In 2011, after 20 years in corporate insurance selling retirement plans and running internal sales and service teams, Manalapan native David Trapani fulfilled his dream of owning a business by purchasing AGT & Associates, an authorized Sandler training center in Monmouth Junction.
Trapani’s father, who owned an insurance agency, modeled two important benefits of business ownership for his son. First, Trapani says, is being able to run his own shop, and the other is the flexibility to “never miss kid stuff and never miss vacations.” His parents, he recalls, never missed one of his soccer games.
The training business also allows the South Brunswick resident to share what he has learned about managing teams and working with clients — some of it counterintuitive. On Friday, November 3, from 7:30 to 9:45 a.m., he will lead an interactive workshop on building strong customer service and long-term client retention for the Princeton Regional Chamber of Commerce at the Nassau Club of Princeton, 6 Mercer Street. Cost: $35. To register, go to www.princetonchamber.org.
Trapani shares what he has learned about interacting successfully with clients:
Understand how to respond appropriately to clients and why people often don’t. Over our lives, Trapani says, we have been conditioned to respond immediately to the requests of parents and teachers, and we respond in the same way to clients. If a client says jump, we ask, “How high?” But that might not be the right question.

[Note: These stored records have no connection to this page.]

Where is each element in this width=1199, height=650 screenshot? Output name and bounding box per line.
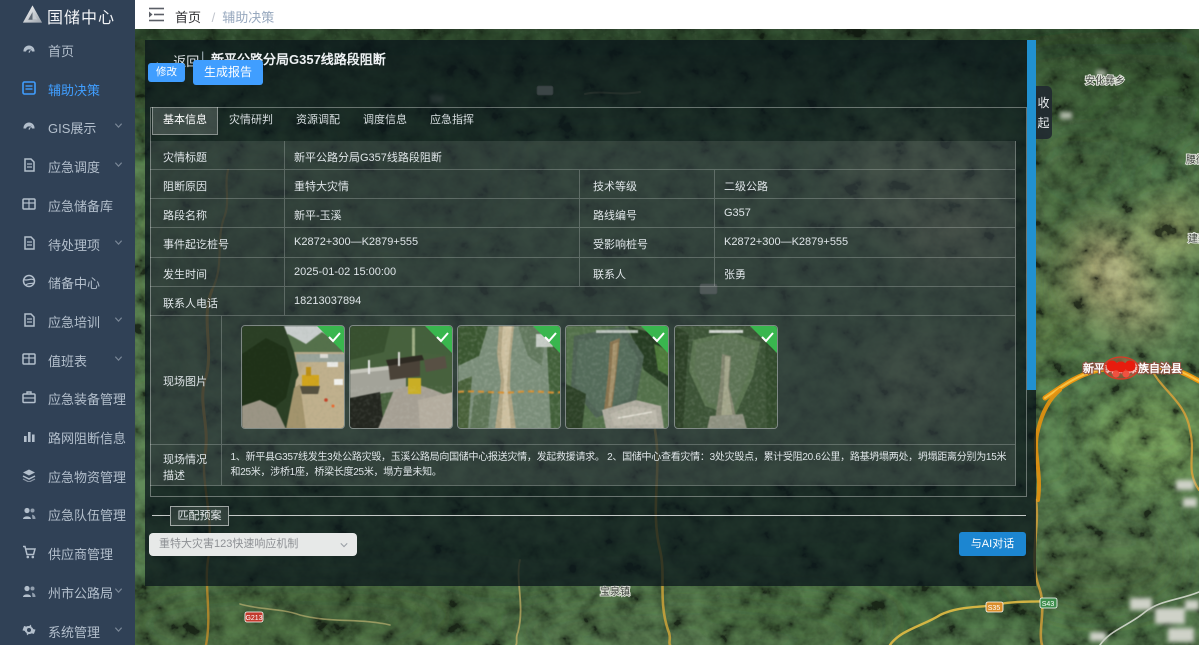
svg-text:腰街: 腰街 xyxy=(1186,153,1199,166)
svg-text:建兴: 建兴 xyxy=(1188,232,1199,245)
svg-text:S35: S35 xyxy=(988,605,1001,612)
svg-text:S43: S43 xyxy=(1042,601,1055,608)
svg-text:宝泉镇: 宝泉镇 xyxy=(600,585,630,598)
svg-text:G213: G213 xyxy=(245,615,262,622)
svg-text:安化彝乡: 安化彝乡 xyxy=(1085,74,1125,87)
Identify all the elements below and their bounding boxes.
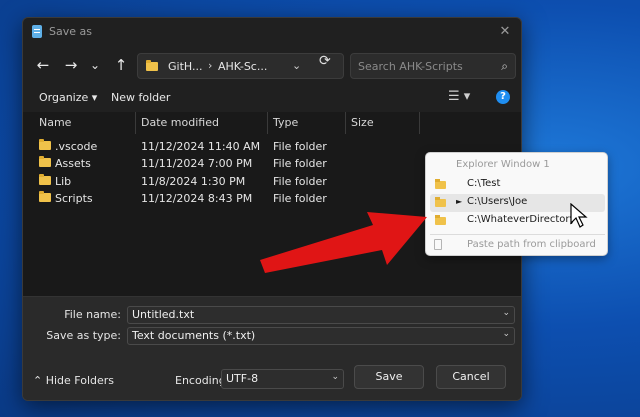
title-bar: Save as ✕ [23,18,521,48]
file-name: Scripts [55,192,93,205]
mouse-cursor-icon [570,203,588,228]
column-divider[interactable] [345,112,346,134]
menu-item-label: C:\WhateverDirectory [467,214,576,225]
encoding-select[interactable]: UTF-8 ⌄ [221,369,344,389]
organize-button[interactable]: Organize ▾ [39,91,97,104]
hide-folders-button[interactable]: ⌃ Hide Folders [33,374,114,387]
address-bar[interactable]: GitH... › AHK-Sc... ⌄ [137,53,344,79]
breadcrumb-separator-icon: › [208,59,213,72]
folder-icon [435,215,446,225]
folder-icon [146,60,158,71]
column-divider[interactable] [267,112,268,134]
column-divider[interactable] [419,112,420,134]
paste-path-menu-item[interactable]: Paste path from clipboard [467,239,596,250]
red-arrow-icon [260,212,427,273]
back-button[interactable]: ← [33,55,53,75]
menu-item-test[interactable]: C:\Test [430,176,605,194]
file-name: Lib [55,175,72,188]
breadcrumb-ahk-scripts[interactable]: AHK-Sc... [218,60,267,73]
column-header-date[interactable]: Date modified [141,112,219,134]
close-button[interactable]: ✕ [495,22,515,42]
new-folder-button[interactable]: New folder [111,91,170,104]
column-header-size[interactable]: Size [351,112,374,134]
folder-icon [435,197,446,207]
clipboard-icon [434,239,442,250]
folder-icon [39,174,51,185]
file-name: .vscode [55,140,98,153]
current-marker-icon: ► [456,197,463,206]
file-type: File folder [273,192,327,205]
address-dropdown-icon[interactable]: ⌄ [292,59,301,72]
popup-title: Explorer Window 1 [456,159,550,170]
column-divider[interactable] [135,112,136,134]
breadcrumb-github[interactable]: GitH... [168,60,202,73]
recent-locations-button[interactable]: ⌄ [85,55,105,75]
notepad-icon [32,25,42,38]
folder-icon [39,191,51,202]
save-as-type-value[interactable]: Text documents (*.txt) [132,329,255,342]
file-name-value[interactable]: Untitled.txt [132,308,194,321]
file-date: 11/8/2024 1:30 PM [141,175,246,188]
folder-icon [435,179,446,189]
file-type: File folder [273,140,327,153]
folder-icon [39,156,51,167]
search-icon[interactable]: ⌕ [501,59,508,74]
file-name-label: File name: [64,308,121,321]
menu-item-label: C:\Test [467,178,501,189]
folder-icon [39,139,51,150]
column-header-type[interactable]: Type [273,112,298,134]
column-header-name[interactable]: Name [39,112,71,134]
save-options-panel: File name: Untitled.txt ⌄ Save as type: … [23,296,521,400]
up-button[interactable]: ↑ [111,55,131,75]
save-as-type-label: Save as type: [46,329,121,342]
search-placeholder[interactable]: Search AHK-Scripts [358,60,463,73]
file-type: File folder [273,157,327,170]
menu-separator [430,234,605,235]
red-arrow-shape [260,212,427,273]
dialog-title: Save as [49,25,92,38]
view-options-icon[interactable]: ☰ ▾ [448,89,470,104]
file-date: 11/12/2024 8:43 PM [141,192,253,205]
encoding-value[interactable]: UTF-8 [226,372,258,385]
chevron-down-icon[interactable]: ⌄ [331,372,339,382]
menu-item-label: C:\Users\Joe [467,196,528,207]
forward-button[interactable]: → [61,55,81,75]
search-box[interactable]: Search AHK-Scripts ⌕ [350,53,516,79]
file-date: 11/11/2024 7:00 PM [141,157,253,170]
cancel-button[interactable]: Cancel [436,365,506,389]
help-icon[interactable]: ? [496,90,510,104]
file-date: 11/12/2024 11:40 AM [141,140,261,153]
file-name-field[interactable]: Untitled.txt ⌄ [127,306,515,324]
command-bar: Organize ▾ New folder ☰ ▾ ? [23,84,521,112]
save-as-type-select[interactable]: Text documents (*.txt) ⌄ [127,327,515,345]
file-type: File folder [273,175,327,188]
chevron-down-icon[interactable]: ⌄ [502,329,510,339]
chevron-down-icon[interactable]: ⌄ [502,308,510,318]
save-button[interactable]: Save [354,365,424,389]
file-name: Assets [55,157,91,170]
refresh-icon[interactable]: ⟳ [319,53,331,69]
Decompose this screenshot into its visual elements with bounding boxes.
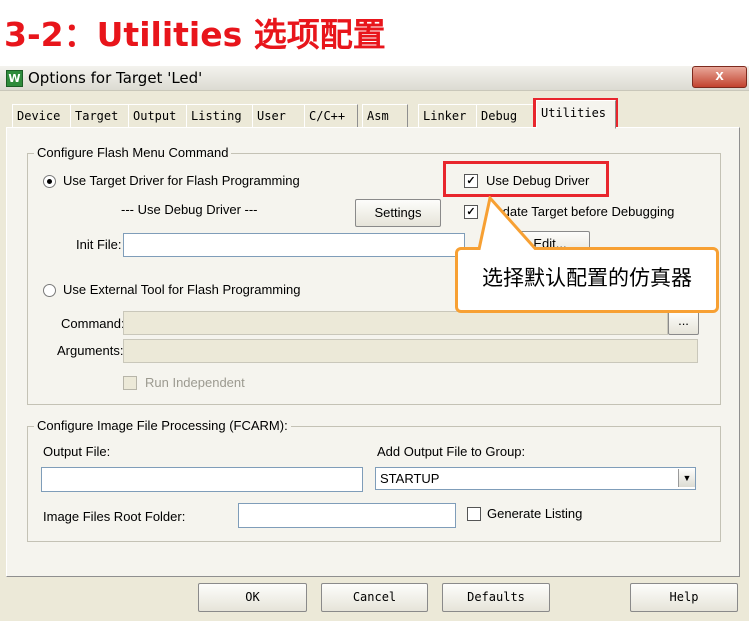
output-file-input[interactable]	[41, 467, 363, 492]
group-select-value: STARTUP	[380, 471, 440, 486]
tab-asm[interactable]: Asm	[362, 104, 408, 127]
callout-box: 选择默认配置的仿真器	[455, 247, 719, 313]
tab-output[interactable]: Output	[128, 104, 190, 127]
arguments-input[interactable]	[123, 339, 698, 363]
page-heading: 3-2：Utilities 选项配置	[4, 15, 386, 54]
callout-pointer	[476, 196, 546, 256]
generate-listing-label: Generate Listing	[487, 506, 583, 521]
flash-group-legend: Configure Flash Menu Command	[34, 145, 232, 160]
init-file-input[interactable]	[123, 233, 465, 257]
run-independent-label: Run Independent	[145, 375, 245, 390]
run-independent-checkbox[interactable]	[123, 376, 137, 390]
tab-target[interactable]: Target	[70, 104, 132, 127]
root-folder-label: Image Files Root Folder:	[43, 509, 186, 524]
tab-debug[interactable]: Debug	[476, 104, 538, 127]
output-file-label: Output File:	[43, 444, 111, 459]
radio-selected-dot	[47, 179, 52, 184]
arguments-label: Arguments:	[57, 343, 124, 358]
close-icon: x	[715, 67, 724, 84]
tab-c-cpp[interactable]: C/C++	[304, 104, 358, 127]
ok-button[interactable]: OK	[198, 583, 307, 612]
close-button[interactable]: x	[692, 66, 747, 88]
defaults-button[interactable]: Defaults	[442, 583, 550, 612]
tab-listing[interactable]: Listing	[186, 104, 258, 127]
app-icon: W	[6, 70, 23, 87]
radio-target-driver[interactable]	[43, 175, 56, 188]
help-button[interactable]: Help	[630, 583, 738, 612]
tab-linker[interactable]: Linker	[418, 104, 480, 127]
command-label: Command:	[61, 316, 125, 331]
tab-utilities[interactable]: Utilities	[536, 100, 616, 129]
radio-target-driver-label: Use Target Driver for Flash Programming	[63, 173, 300, 188]
generate-listing-checkbox[interactable]	[467, 507, 481, 521]
root-folder-input[interactable]	[238, 503, 456, 528]
init-file-label: Init File:	[76, 237, 122, 252]
group-select[interactable]: STARTUP ▼	[375, 467, 696, 490]
tab-user[interactable]: User	[252, 104, 306, 127]
image-group-legend: Configure Image File Processing (FCARM):	[34, 418, 291, 433]
driver-label: --- Use Debug Driver ---	[121, 202, 258, 217]
radio-external-tool-label: Use External Tool for Flash Programming	[63, 282, 301, 297]
cancel-button[interactable]: Cancel	[321, 583, 428, 612]
command-input[interactable]	[123, 311, 668, 335]
browse-button[interactable]: ...	[668, 311, 699, 335]
window-title: Options for Target 'Led'	[28, 69, 203, 87]
chevron-down-icon[interactable]: ▼	[678, 469, 695, 487]
add-output-label: Add Output File to Group:	[377, 444, 526, 459]
debug-driver-highlight-box	[443, 161, 609, 197]
radio-external-tool[interactable]	[43, 284, 56, 297]
settings-button[interactable]: Settings	[355, 199, 441, 227]
tab-device[interactable]: Device	[12, 104, 74, 127]
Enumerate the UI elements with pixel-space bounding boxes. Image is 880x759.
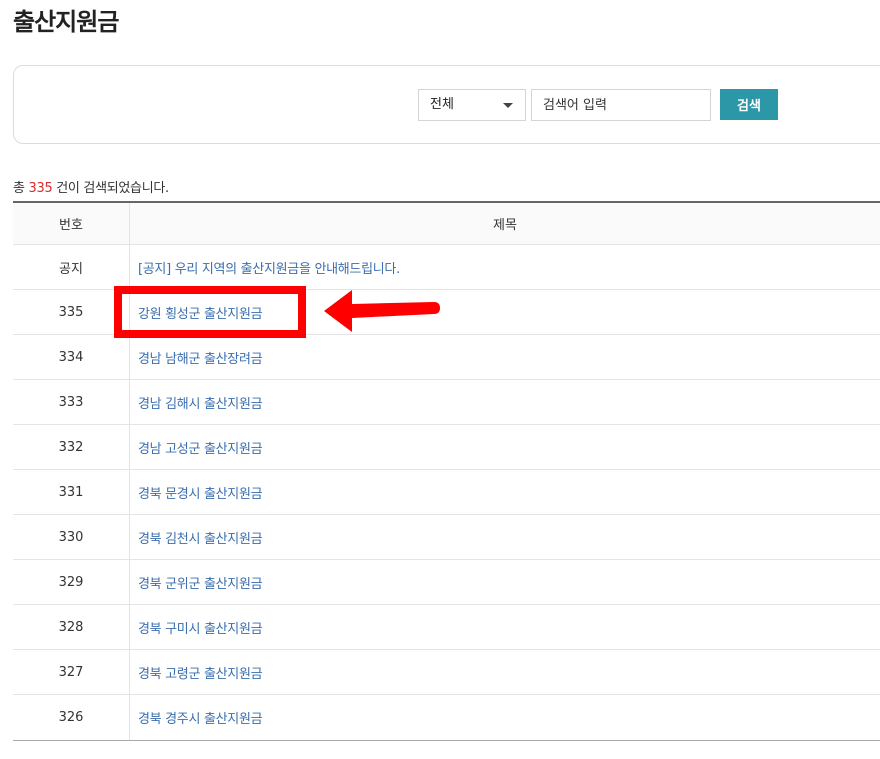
table-row: 334 경남 남해군 출산장려금 xyxy=(13,335,880,380)
search-button[interactable]: 검색 xyxy=(720,89,778,120)
row-number: 331 xyxy=(13,470,130,514)
arrow-left-icon xyxy=(324,290,440,332)
table-row: 326 경북 경주시 출산지원금 xyxy=(13,695,880,740)
table-row: 332 경남 고성군 출산지원금 xyxy=(13,425,880,470)
row-title-link[interactable]: 경북 김천시 출산지원금 xyxy=(138,528,263,547)
row-number: 329 xyxy=(13,560,130,604)
board-table: 번호 제목 공지 [공지] 우리 지역의 출산지원금을 안내해드립니다. 335… xyxy=(13,201,880,741)
table-row: 328 경북 구미시 출산지원금 xyxy=(13,605,880,650)
row-title-link[interactable]: 경북 문경시 출산지원금 xyxy=(138,483,263,502)
result-count-prefix: 총 xyxy=(13,181,29,196)
search-scope-value: 전체 xyxy=(430,97,454,112)
row-title-link[interactable]: 경북 경주시 출산지원금 xyxy=(138,708,263,727)
result-count: 총 335 건이 검색되었습니다. xyxy=(13,177,169,196)
row-title-link[interactable]: 경북 군위군 출산지원금 xyxy=(138,573,263,592)
row-title-link[interactable]: [공지] 우리 지역의 출산지원금을 안내해드립니다. xyxy=(138,258,400,277)
table-row: 331 경북 문경시 출산지원금 xyxy=(13,470,880,515)
result-count-suffix: 건이 검색되었습니다. xyxy=(52,181,169,196)
table-row: 공지 [공지] 우리 지역의 출산지원금을 안내해드립니다. xyxy=(13,245,880,290)
row-number: 330 xyxy=(13,515,130,559)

When, for example, a customer asks for a particular report, the automatic response is “No problem, let me get that to you.” The result, in some cases, is having clients come back a week or two later, and say, “Remember that report you did two weeks ago; I need you to rerun it.” They realize they wanted different information—and that means extra work for the service people.
“It comes back to communication,” Trapani says. “Either the report is not what they wanted or they didn’t ask for the right thing.”
Often service people do not ask the right questions, perhaps because they are worried about seeming intrusive or as not wanting to help the customer. What they should be finding when a client requests a report is why they need it, when they need it by, and what they want to do with it.
Asking the right questions can change a relationship, Trapani says. “The customer needs somebody to guide them.” When his training clients start to ask these questions, “they start delivering exactly what the client was looking for, what the client needs, and everybody is happy,” he says. “There is not duplication; and there is not data or information that comes over that somebody can’t figure out what was in front of them.”
Build contracts up front that set guidelines on continuing interaction with customers. “Many organizations don’t have a way to stay in front of their client proactively; they wait for somebody from client side to give them a call and say, ‘I need your help,’” Trapani says.
Clients, he says, have certain reasons in mind for making a particular purchase, and it is important for the seller to check in to make sure that all those reasons have been successfully addressed. That requires building a proactive reach-out into the calendar at regular intervals.
Suppose customers have been promised on-time delivery. The first time something is late, they usually don’t call, but after it has happened three or four times they do call and they are already angry. But if you meet every 45 days, and your first question is “How is our on-time delivery?” then you are giving them a forum to tell you what you’ve done wrong during that time window, Trapani says.
Trapani graduated from William Paterson University in Wayne with a degree in finance, then spent two years selling investments for Prudential in Toms River. He then moved to Copeland in East Brunswick, where he worked primarily with healthcare institutions, helping them develop employee retirement plans.
“I loved working in the retirement business because, from a selling perspective, I was in an area where I could help people and make money at the same time,” he says, noting that his commission was a percentage of the client’s total investment. As his clients made more money and put more into retirement savings, which are not taxed until retirement, he explains, “they had a better chance to retire securely.”
Because Trapani did so well in the field — he was in the top 20 percent in sales — Copeland brought him into the home office to run internal sales teams dealing with clients over the phone, which he did for four years.
Then Trapani returned to Prudential for 11 more years to run four different process-driven teams on the retirement side of the business: one team would go on site to businesses and work with employees to help them build retirement plans and make sure they were saving money for retirement (one client was the state of New Jersey); one delivered proposals and tools to employers to help with employee communication; a third did employer fulfillment, sending out materials like enrollment kits, packages, and forms that employers used to support their employees; and a fourth supported the internal sales teams as they went out to try to win new business and dislodge competitors.
The reason Trapani switched from the corporate world to training was his realization that “what I was really good at was getting people to perform at high levels.” So buying a training business made a lot of sense as a way to share what he had learned with others. And the business has done well, doubling in its first three years, then growing last year by 41 percent, and this year he expects 10 to 20 percent growth. So far the business includes Trapani, one employee, and a couple of consultants, but he hopes to bring on at least one more salesperson.
Trapani succeeded as a manager, he suggests, by taking care of his employees. What he learned was that if you offer good compensation plans, train people well, measure their performance and meet with them to discuss their performance, they will achieve more than they expect. Most critical, he says, is setting clear expectations and physically meeting with people on a regular basis. “Meeting every week is critical to successful employees,” he says.